On June 6, 2017, the state government published a gazette notification stating that polls in colleges and universities would be held every two years. Apart from a handful of unitary universities, like Jadavpur, Presidency, and Rabindra Bharati, campus elections have not been conducted since.

In colleges, there have not been elections since a police officer on duty outside Harimohan Ghose College in Garden Reach was shot dead during a turf war between student groups over the filing of nominations in 2013.

Opposition leaders and a section of the critics of the ruling Trinamool dispensation have blamed the stalled student elections for the gang rape at South Calcutta Law College and the “general lawlessness” in colleges and universities across the state.

On Thursday, state counsel Bandyopadhyay blamed the absence of vice-chancellors in many institutes for the impasse. “Several universities do not have a VC. The elections cannot be conducted in the colleges under these universities. Names (of VC candidates) are sent to the governor. But there is no reply,” he said.

The counsel for the petitioner, Sabyasachi Chattopadhyay, countered Bandyopadhyay. “Why are elections not being held in colleges under universities that have VCs?” he asked.

He gave the example of medical institutions. “RG Kar Medical College and Hospital has its own rules for student elections.
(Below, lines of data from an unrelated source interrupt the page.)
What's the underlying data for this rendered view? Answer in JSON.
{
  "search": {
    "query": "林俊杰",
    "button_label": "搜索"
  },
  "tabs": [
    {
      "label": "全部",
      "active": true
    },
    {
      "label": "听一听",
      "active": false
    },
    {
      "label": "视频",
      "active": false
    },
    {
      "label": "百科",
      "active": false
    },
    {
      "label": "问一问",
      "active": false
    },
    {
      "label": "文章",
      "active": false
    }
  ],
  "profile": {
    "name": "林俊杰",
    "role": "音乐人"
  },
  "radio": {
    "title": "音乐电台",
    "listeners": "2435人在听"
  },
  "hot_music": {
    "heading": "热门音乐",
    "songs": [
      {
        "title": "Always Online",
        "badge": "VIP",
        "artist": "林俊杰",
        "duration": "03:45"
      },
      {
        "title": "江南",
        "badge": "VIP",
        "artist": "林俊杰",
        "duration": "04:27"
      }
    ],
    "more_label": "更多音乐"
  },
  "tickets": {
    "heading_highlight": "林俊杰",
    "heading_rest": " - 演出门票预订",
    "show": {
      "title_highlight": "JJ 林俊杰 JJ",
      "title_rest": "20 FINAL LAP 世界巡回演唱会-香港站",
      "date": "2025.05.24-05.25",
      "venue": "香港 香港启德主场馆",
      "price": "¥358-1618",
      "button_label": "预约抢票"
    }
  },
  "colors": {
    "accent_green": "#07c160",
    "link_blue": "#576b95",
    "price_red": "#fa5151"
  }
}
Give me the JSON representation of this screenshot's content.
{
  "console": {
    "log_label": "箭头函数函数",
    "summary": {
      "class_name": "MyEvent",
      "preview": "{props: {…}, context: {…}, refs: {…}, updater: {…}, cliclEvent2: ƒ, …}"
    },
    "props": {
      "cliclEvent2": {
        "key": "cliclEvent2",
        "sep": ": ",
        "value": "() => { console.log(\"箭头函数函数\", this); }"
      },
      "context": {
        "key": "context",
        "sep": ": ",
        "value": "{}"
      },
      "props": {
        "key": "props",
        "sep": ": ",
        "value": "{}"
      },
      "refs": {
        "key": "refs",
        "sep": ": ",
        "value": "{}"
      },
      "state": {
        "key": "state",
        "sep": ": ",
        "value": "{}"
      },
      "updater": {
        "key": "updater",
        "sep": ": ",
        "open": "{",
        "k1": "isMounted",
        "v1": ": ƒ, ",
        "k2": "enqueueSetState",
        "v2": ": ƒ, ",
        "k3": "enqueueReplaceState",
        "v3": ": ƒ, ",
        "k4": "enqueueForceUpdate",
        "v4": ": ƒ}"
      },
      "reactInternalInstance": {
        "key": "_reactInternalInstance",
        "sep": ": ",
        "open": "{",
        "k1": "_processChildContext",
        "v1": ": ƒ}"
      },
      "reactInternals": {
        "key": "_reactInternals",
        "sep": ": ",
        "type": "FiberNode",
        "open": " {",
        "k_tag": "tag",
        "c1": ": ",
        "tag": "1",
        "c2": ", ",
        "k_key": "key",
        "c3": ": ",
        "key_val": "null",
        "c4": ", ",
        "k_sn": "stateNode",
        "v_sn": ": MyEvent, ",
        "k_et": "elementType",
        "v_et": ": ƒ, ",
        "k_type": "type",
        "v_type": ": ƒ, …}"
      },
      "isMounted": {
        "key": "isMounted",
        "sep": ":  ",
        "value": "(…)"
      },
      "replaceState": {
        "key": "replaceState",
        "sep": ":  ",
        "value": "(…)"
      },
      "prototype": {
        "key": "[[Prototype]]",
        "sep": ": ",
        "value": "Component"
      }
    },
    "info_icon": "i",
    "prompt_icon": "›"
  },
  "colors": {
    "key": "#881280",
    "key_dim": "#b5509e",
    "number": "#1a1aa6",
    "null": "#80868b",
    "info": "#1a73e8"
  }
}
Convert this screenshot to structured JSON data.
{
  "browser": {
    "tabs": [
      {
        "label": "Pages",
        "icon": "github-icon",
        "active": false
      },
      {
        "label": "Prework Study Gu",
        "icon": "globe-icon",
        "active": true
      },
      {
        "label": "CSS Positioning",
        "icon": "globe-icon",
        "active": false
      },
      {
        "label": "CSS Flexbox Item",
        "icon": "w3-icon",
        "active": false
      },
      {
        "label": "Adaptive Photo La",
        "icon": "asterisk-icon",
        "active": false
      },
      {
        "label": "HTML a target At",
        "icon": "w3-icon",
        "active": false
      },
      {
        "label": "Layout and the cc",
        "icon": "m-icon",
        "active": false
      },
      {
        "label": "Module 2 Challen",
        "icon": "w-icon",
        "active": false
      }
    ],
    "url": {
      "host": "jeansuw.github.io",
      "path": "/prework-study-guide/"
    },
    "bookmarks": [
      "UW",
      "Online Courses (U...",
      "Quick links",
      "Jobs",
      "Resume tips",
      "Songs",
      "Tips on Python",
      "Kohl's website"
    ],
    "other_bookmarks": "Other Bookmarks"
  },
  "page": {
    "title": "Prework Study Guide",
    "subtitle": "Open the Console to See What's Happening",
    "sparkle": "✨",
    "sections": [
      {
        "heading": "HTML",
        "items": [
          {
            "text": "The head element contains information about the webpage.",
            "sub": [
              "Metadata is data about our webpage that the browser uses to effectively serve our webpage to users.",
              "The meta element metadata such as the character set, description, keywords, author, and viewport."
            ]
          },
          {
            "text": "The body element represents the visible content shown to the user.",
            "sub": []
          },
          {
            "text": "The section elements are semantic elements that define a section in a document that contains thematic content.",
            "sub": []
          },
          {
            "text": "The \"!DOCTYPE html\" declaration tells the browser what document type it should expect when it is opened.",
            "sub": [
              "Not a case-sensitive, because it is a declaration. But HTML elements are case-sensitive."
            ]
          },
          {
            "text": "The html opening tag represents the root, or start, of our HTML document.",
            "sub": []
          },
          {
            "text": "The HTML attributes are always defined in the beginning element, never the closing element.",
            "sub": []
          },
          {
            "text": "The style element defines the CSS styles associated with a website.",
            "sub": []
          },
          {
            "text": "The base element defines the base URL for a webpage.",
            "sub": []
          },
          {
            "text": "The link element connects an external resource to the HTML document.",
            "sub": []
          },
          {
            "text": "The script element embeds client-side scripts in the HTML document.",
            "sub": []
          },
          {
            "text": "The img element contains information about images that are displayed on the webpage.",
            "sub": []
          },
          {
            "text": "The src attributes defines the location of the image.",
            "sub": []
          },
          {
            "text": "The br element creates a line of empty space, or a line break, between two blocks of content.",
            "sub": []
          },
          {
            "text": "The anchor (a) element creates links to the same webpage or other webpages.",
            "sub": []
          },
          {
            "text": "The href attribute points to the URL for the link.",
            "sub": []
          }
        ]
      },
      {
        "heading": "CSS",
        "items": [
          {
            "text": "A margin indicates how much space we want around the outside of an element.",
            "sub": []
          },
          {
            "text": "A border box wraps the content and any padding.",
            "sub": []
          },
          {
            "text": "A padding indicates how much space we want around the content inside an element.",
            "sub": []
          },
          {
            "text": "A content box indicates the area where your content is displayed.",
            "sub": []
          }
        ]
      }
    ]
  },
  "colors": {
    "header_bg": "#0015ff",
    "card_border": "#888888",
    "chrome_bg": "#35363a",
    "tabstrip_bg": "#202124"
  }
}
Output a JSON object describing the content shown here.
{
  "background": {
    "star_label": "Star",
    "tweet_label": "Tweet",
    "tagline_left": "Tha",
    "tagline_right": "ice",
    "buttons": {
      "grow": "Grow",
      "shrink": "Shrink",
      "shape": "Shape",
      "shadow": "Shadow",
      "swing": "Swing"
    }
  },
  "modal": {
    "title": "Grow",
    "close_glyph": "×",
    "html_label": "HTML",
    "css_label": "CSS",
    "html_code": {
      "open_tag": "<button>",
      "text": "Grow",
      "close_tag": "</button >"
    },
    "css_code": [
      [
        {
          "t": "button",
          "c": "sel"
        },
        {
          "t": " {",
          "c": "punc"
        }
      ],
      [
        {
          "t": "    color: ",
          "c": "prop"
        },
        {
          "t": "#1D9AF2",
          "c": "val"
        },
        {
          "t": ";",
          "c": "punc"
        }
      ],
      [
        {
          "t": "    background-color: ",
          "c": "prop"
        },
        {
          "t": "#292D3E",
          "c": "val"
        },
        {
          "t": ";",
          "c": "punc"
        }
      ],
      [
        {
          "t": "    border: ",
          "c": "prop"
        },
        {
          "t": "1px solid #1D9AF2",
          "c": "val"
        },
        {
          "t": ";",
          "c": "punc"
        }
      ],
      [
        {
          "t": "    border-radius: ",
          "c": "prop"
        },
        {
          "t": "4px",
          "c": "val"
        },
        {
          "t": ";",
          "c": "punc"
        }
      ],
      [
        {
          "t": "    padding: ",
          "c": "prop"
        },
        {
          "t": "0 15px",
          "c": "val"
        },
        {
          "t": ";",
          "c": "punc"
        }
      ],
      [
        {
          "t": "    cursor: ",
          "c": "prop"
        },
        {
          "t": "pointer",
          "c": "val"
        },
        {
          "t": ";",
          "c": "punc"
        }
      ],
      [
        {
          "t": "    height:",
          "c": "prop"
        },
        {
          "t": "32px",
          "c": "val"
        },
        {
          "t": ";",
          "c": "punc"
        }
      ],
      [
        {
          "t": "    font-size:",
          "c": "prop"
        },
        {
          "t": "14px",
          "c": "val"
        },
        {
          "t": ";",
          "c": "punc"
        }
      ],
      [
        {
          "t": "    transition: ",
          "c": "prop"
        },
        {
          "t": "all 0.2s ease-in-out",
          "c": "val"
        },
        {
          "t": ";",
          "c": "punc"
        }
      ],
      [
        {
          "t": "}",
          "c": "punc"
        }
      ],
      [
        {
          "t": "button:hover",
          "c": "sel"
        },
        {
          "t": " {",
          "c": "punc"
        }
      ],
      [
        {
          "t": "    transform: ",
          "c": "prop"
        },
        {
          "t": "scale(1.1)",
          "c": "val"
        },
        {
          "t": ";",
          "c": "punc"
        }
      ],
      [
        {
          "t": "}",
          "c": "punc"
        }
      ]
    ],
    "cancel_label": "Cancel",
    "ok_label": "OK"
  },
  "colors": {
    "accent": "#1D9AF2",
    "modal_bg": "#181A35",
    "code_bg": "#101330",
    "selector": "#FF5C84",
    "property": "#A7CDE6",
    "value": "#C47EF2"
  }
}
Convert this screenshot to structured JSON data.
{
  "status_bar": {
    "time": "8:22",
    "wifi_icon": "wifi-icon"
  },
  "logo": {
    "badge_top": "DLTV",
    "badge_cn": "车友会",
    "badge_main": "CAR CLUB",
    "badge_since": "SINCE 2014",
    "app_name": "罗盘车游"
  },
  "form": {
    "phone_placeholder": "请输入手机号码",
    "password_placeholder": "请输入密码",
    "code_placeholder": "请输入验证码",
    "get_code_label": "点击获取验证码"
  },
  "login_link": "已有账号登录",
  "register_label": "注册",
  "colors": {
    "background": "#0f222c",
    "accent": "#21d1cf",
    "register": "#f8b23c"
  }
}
Why are polls stalled there?” he asked.

The state’s affidavit must include the names of colleges that are affiliated with universities that have vice-chancellors, the bench told Bandyopadhyay.

The affidavit has to be filed by July 17, when the matter will be heard next.

The PIL, filed last year, was first heard by a division bench headed by Chief Justice T.S. Sivagnanam.

At the last hearing in March, the chief justice said the government has been issuing periodic notifications “keeping in abeyance all processes related to the students’ union election” in universities and affiliated colleges.

The lawyer for the state, Sirshanya Banerjee, had then said the government needed three months so they could incorporate some of the recommendations of the Lyngdoh Committee that were accepted by the Supreme Court in the rules notified in 2017.

PILs have since been transfer- red to the bench headed by Justice Sen.